Gavin-gate: a sorry indictment of the Westminster bubble
The outraged response to a few sweary texts has exposed the immaturity of our political class.
Has the gap between the political and media class and the British public ever been greater? For the past few days, journalists and politicians have worked themselves up into a tizzy over Cabinet Office minister Gavin Williamson’s WhatsApp messages. That a handful of snarky texts have made headlines three days in a row would be perplexing at any time. But when people are struggling to heat their homes, when the UK is facing the prospect of power cuts this winter, with a never-ending migrant crisis and people facing life-or-death waits for ambulances, frontpage stories about Williamson’s use of the f-word feel almost otherworldly.
Sir Gavin (as we are expected to call him) stands accused of sending ‘a series of expletive-laden messages’ to Wendy Morton back in September. Morton, as the then chief whip in Liz Truss’s short-lived government, was in charge of inviting MPs to the queen’s funeral. Williamson was clearly put out at not having made the cut.
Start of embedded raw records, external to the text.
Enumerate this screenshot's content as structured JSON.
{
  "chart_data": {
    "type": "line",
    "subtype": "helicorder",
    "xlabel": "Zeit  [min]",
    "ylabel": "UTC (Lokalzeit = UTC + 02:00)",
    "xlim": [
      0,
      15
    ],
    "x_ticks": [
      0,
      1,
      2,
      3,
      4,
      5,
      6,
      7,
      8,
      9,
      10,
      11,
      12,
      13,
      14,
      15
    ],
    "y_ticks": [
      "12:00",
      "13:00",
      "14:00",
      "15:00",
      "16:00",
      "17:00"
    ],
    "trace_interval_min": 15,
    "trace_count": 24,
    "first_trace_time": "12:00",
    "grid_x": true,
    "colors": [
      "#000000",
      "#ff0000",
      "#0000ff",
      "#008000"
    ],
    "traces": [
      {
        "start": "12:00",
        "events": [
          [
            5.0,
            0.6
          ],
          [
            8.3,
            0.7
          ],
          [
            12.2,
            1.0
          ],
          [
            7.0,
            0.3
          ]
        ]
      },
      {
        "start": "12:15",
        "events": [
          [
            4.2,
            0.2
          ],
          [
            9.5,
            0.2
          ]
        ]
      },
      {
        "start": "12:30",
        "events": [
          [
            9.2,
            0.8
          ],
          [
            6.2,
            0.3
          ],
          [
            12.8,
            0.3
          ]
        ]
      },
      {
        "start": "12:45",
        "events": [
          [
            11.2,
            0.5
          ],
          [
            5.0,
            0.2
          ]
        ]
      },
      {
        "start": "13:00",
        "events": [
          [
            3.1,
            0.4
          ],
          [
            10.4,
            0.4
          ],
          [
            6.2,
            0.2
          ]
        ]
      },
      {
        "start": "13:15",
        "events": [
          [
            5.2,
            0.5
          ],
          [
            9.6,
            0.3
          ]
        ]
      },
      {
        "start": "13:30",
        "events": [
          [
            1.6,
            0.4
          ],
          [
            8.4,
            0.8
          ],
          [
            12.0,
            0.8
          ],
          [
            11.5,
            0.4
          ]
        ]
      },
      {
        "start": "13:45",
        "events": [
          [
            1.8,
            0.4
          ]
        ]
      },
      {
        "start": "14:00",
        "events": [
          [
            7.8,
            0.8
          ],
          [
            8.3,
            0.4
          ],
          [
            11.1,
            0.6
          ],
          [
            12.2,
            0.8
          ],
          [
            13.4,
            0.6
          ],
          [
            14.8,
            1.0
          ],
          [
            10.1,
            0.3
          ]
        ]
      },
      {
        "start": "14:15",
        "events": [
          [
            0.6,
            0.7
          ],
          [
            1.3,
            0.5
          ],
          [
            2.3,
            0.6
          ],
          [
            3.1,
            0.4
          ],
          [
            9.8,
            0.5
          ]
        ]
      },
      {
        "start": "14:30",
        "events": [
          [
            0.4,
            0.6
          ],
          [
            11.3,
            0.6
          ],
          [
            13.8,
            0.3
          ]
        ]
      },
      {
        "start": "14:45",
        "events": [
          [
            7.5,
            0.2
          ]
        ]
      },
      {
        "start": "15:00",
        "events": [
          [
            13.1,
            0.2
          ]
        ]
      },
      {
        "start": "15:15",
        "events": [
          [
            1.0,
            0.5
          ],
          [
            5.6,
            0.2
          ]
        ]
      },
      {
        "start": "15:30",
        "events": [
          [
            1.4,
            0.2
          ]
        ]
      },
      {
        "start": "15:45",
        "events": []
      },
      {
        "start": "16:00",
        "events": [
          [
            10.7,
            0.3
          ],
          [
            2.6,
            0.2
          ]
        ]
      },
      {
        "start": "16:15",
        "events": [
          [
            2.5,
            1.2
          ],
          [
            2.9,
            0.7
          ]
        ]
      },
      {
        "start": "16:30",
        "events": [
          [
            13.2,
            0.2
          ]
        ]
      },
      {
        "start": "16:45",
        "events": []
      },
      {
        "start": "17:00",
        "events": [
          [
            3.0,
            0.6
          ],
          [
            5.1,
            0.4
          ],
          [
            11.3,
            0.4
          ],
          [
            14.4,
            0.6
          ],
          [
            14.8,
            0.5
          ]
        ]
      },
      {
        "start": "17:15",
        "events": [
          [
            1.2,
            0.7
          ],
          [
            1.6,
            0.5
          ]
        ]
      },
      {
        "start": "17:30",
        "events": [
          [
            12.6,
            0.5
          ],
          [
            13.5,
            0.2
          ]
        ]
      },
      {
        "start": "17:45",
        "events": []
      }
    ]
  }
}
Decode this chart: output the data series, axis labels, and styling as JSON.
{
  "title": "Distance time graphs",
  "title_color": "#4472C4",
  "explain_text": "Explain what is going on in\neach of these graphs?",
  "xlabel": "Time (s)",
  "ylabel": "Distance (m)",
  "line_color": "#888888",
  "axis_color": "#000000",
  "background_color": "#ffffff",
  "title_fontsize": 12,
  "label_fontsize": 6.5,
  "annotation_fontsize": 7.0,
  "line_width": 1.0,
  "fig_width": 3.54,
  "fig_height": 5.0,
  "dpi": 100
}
He was angry that colleagues who ‘aren’t favoured [by Truss] have been excluded from the funeral’. When told that this was not the case, Williamson replied: ‘Well certainly looks it which [I] think is very shit and perception becomes reality.’
In other messages to Morton, Williamson said: ‘You fuck us all over… there is a price for everything.’ Later on, he added: ‘Also don’t forget I know how this works so don’t puss me about.’ (My guess is that fat-fingered Gav meant ‘push’, but I might be wrong.) Each time Williamson was told he would not be attending the funeral, he pushed back: ‘It’s very clear how you are going to treat a number of us which is very stupid and you are showing fuck all interest in pulling things together.’ And so his rage continued for another three or four messages.